This is a hydraulic press for forging and making pattern welded steel. The press is the brute force machine in steel making. I typical forge 8 pound billets on this press and have done larger ones too. I call the press the Serial Crusher (from the movie Boondocks Saints). The amazing thing about a press like this is that you can make an enormous amount of different dies for different forging operations. The dies can me made very quickly and cheaply with mild steel. For example I have flat dies, drawing dies, side drawing dies, cutting dies, off set dies to forge tangs, ladder pattern dies, dies to make round bars ,ect. It is also easy to use spacers to forge materials to the exact thickness you need. This is probably the most versatile machine for forging that I use
All heat treating and thermo cycling are completed on these digitally controlled electric kilns.

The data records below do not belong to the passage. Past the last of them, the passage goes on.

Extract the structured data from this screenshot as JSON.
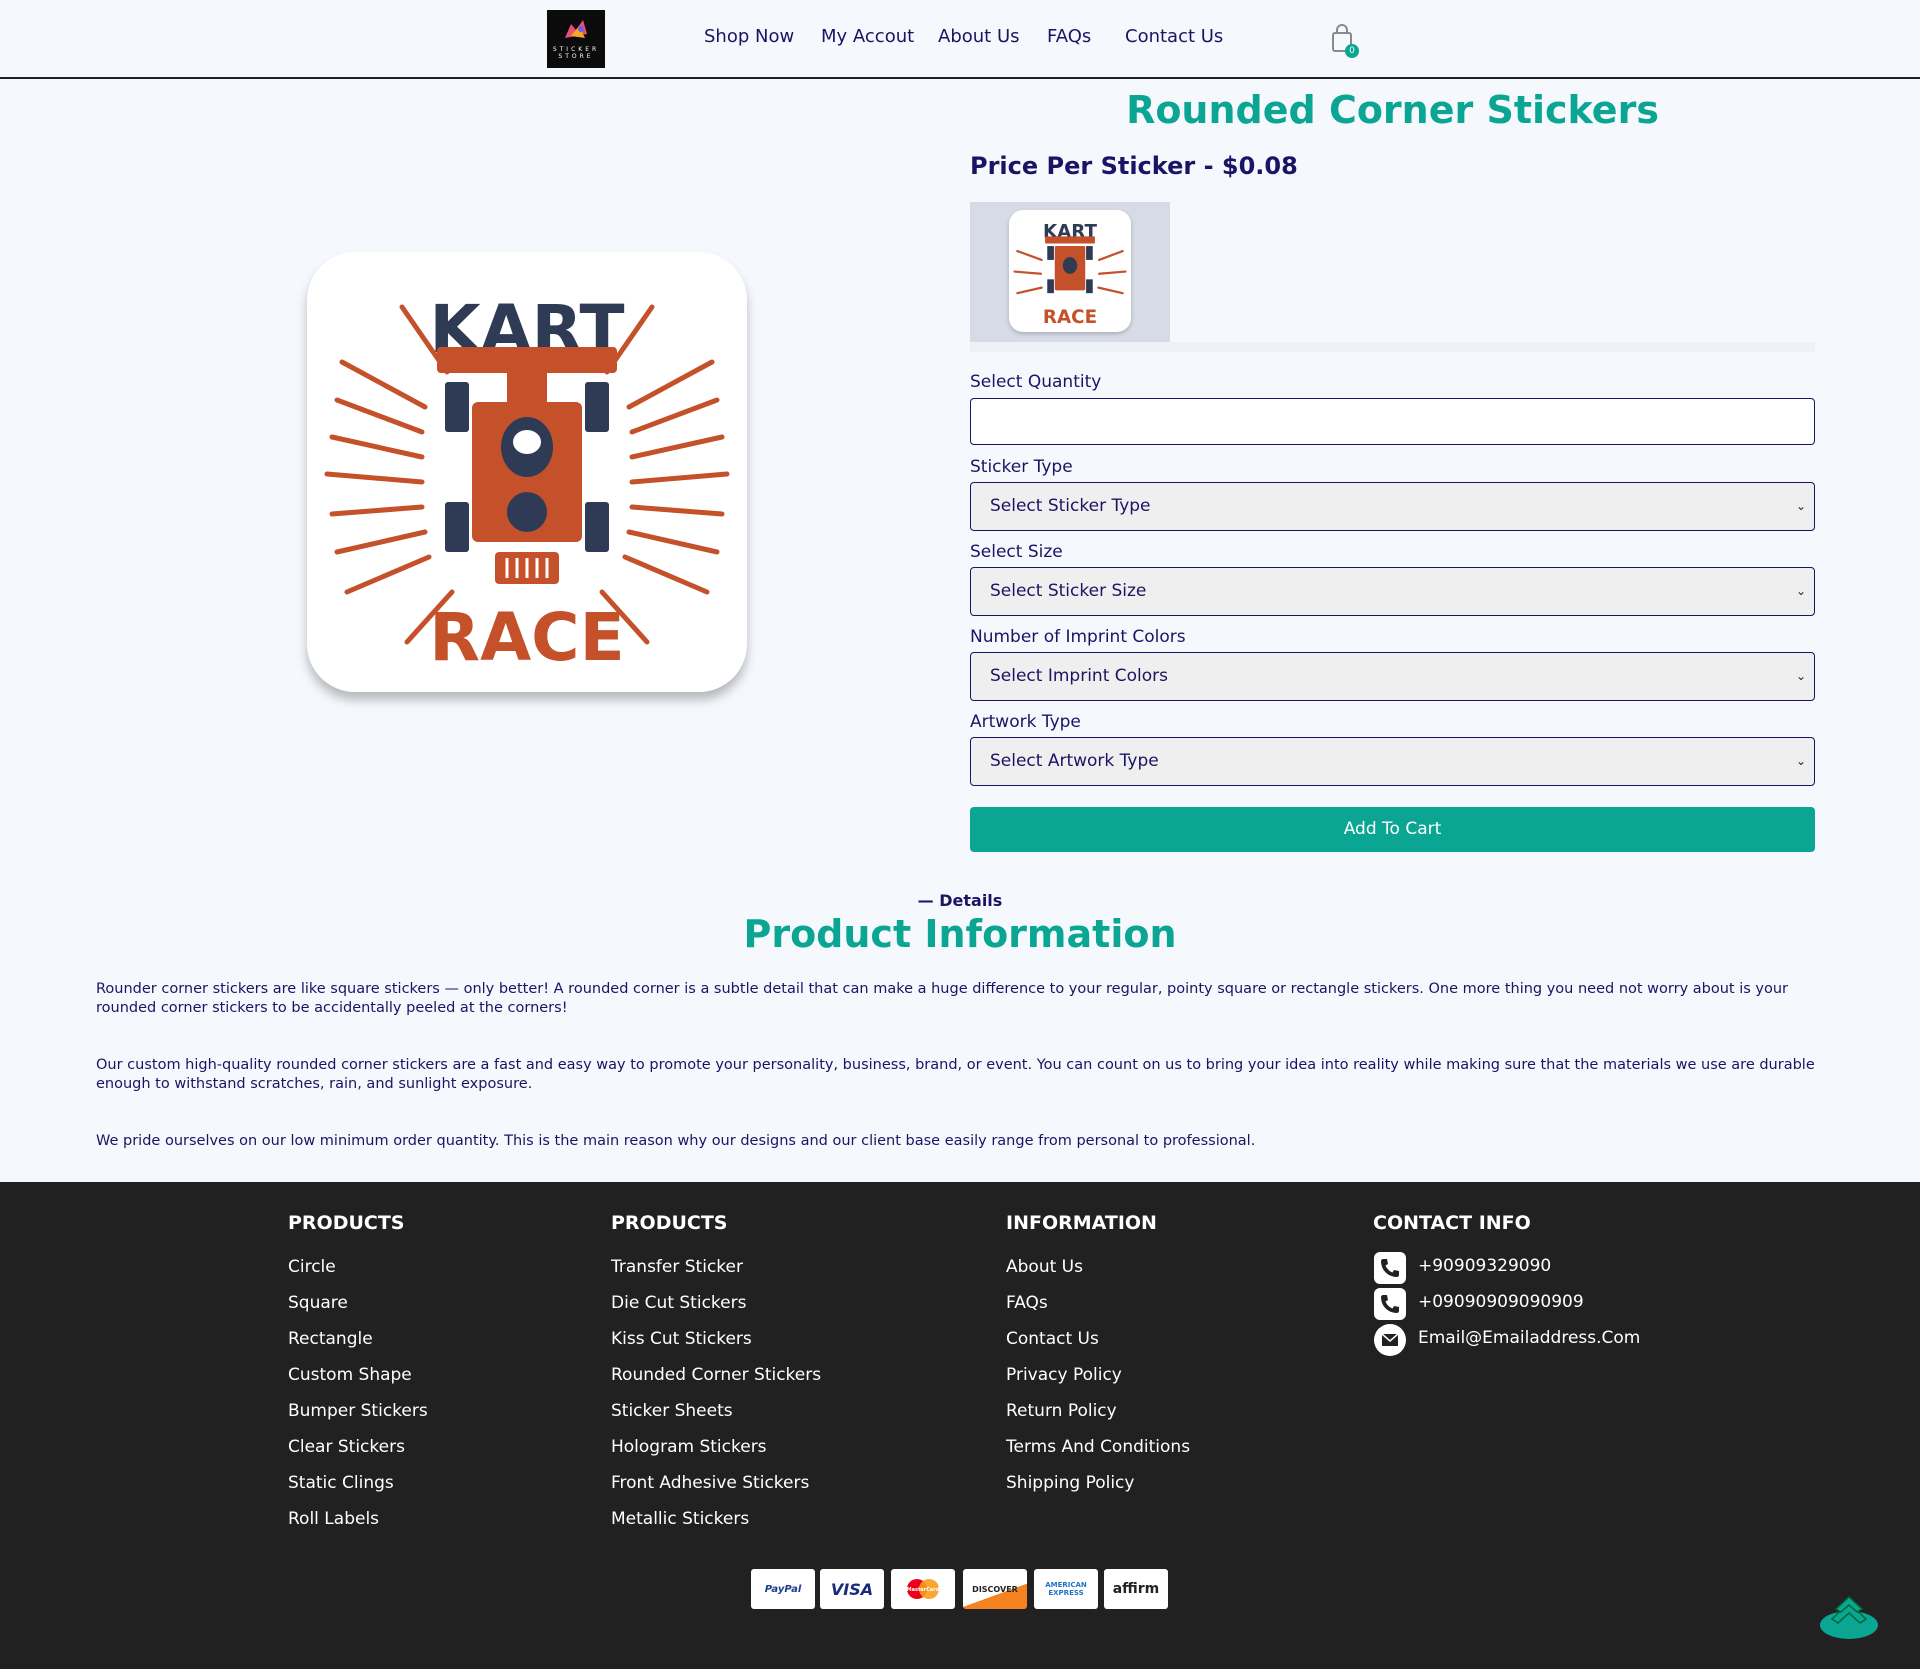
{
  "header": {
    "logo_text": "STICKER STORE",
    "nav": [
      "Shop Now",
      "My Accout",
      "About Us",
      "FAQs",
      "Contact Us"
    ],
    "cart_count": "0"
  },
  "product": {
    "title": "Rounded Corner Stickers",
    "price": "Price Per Sticker - $0.08",
    "image_text_top": "KART",
    "image_text_bottom": "RACE",
    "quantity_label": "Select Quantity",
    "quantity_value": "",
    "sticker_type_label": "Sticker Type",
    "sticker_type_value": "Select Sticker Type",
    "size_label": "Select Size",
    "size_value": "Select Sticker Size",
    "colors_label": "Number of Imprint Colors",
    "colors_value": "Select Imprint Colors",
    "artwork_label": "Artwork Type",
    "artwork_value": "Select Artwork Type",
    "add_to_cart": "Add To Cart"
  },
  "details": {
    "kicker": "— Details",
    "title": "Product Information",
    "paragraphs": [
      "Rounder corner stickers are like square stickers — only better! A rounded corner is a subtle detail that can make a huge difference to your regular, pointy square or rectangle stickers. One more thing you need not worry about is your rounded corner stickers to be accidentally peeled at the corners!",
      "Our custom high-quality rounded corner stickers are a fast and easy way to promote your personality, business, brand, or event. You can count on us to bring your idea into reality while making sure that the materials we use are durable enough to withstand scratches, rain, and sunlight exposure.",
      "We pride ourselves on our low minimum order quantity. This is the main reason why our designs and our client base easily range from personal to professional."
    ]
  },
  "footer": {
    "col1": {
      "heading": "PRODUCTS",
      "links": [
        "Circle",
        "Square",
        "Rectangle",
        "Custom Shape",
        "Bumper Stickers",
        "Clear Stickers",
        "Static Clings",
        "Roll Labels"
      ]
    },
    "col2": {
      "heading": "PRODUCTS",
      "links": [
        "Transfer Sticker",
        "Die Cut Stickers",
        "Kiss Cut Stickers",
        "Rounded Corner Stickers",
        "Sticker Sheets",
        "Hologram Stickers",
        "Front Adhesive Stickers",
        "Metallic Stickers"
      ]
    },
    "col3": {
      "heading": "INFORMATION",
      "links": [
        "About Us",
        "FAQs",
        "Contact Us",
        "Privacy Policy",
        "Return Policy",
        "Terms And Conditions",
        "Shipping Policy"
      ]
    },
    "contact": {
      "heading": "CONTACT INFO",
      "phone1": "+90909329090",
      "phone2": "+09090909090909",
      "email": "Email@Emailaddress.Com"
    },
    "payments": [
      "PayPal",
      "VISA",
      "MasterCard",
      "DISCOVER",
      "AMERICAN EXPRESS",
      "affirm"
    ]
  },
  "colors": {
    "accent": "#0aa693",
    "navy": "#1b1464",
    "footer": "#212121",
    "sticker_orange": "#c4512a",
    "sticker_navy": "#2f3b55"
  }
}
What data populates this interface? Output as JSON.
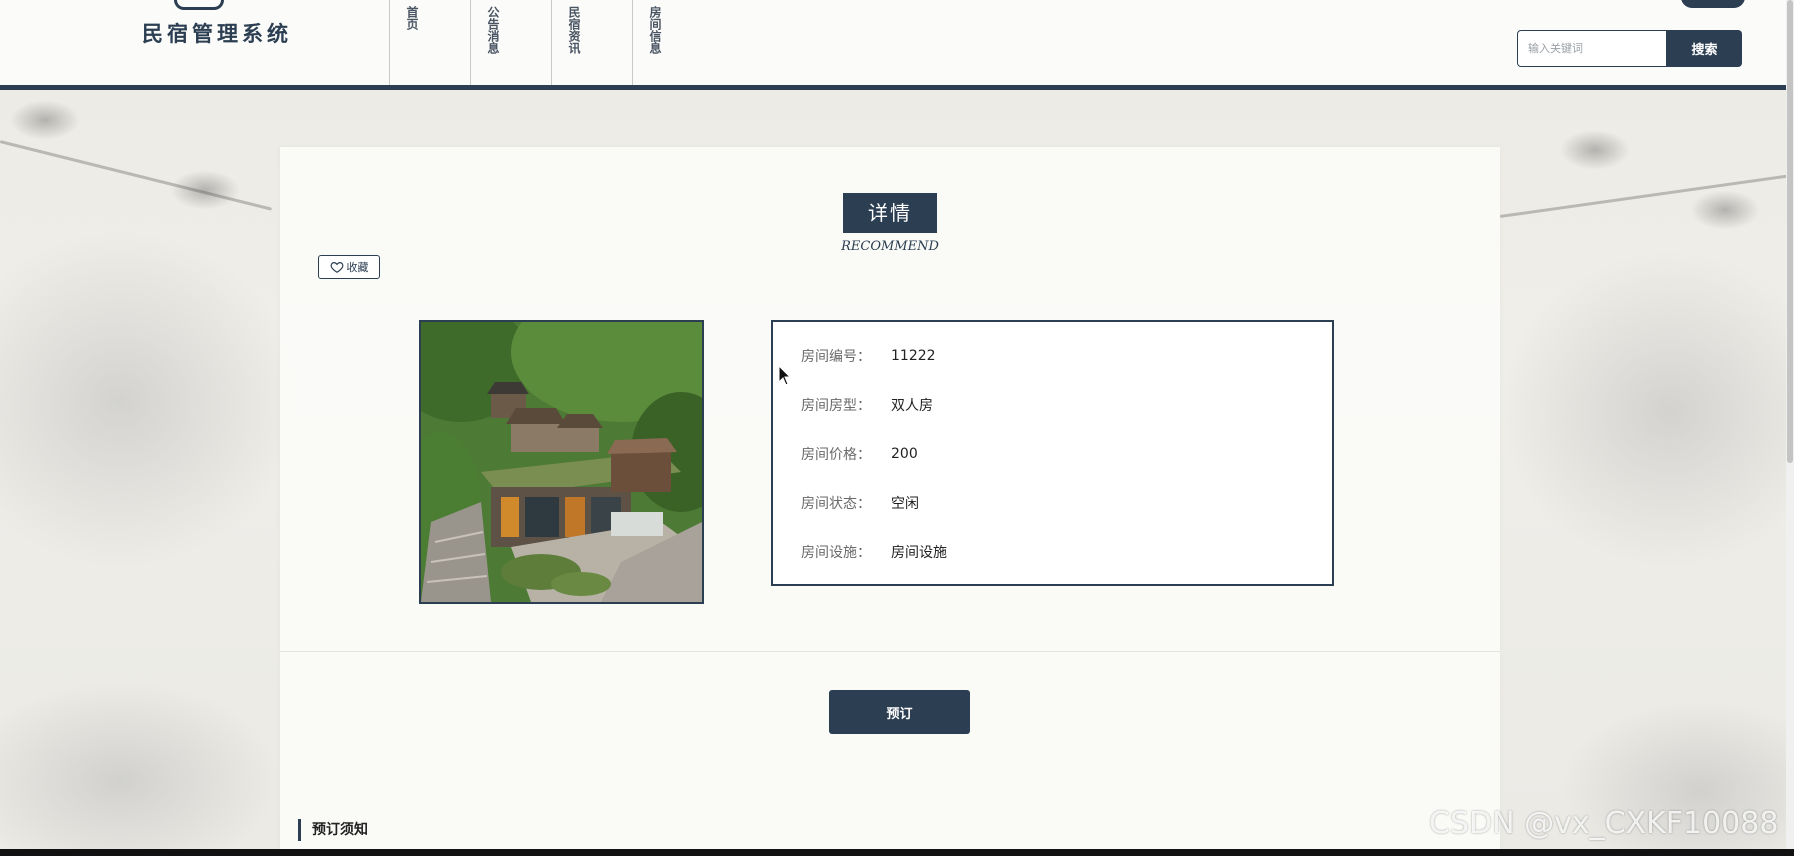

Metal lathe used for various projects around the shop. This machine has been completely restored. This is the newest piece of equipment in the shop.
Here is my anvil. There are many like it but this one is mine! This is one of my favorite tools in the shop. It is about 125lbs and it made of cast iron (the green part) with a tool steel face. This style was made popular by Fisher but I am not sure of the brand of mine. The great thing about the this construction is that it does not ring, like a traditional anvil. I know some people are nostalgic about the ring of an anvil but this work is loud enough as it is and a high pitch ring just gives me a head ache. I made the stand by gluing and screwing some 2x12 boards together. This anvil also has mounting holes to make mounting a piece of cake. It is heavy enough to work well but is light enough to move around the shop when necessary (like a few times of year I actually park in my garage). I am always on the lookout to buy more anvils at a good price. I have had about a half dozen or more but sell them off at a profit when the opportunity arises. This one is not going anywhere.
I converted this surface grinder to run on belts instead of grinding wheels. This conversion allows me to take much larger cuts than with a wheel. It can be easily converted back in just a few minutes if I have a need to use the wheels for a project.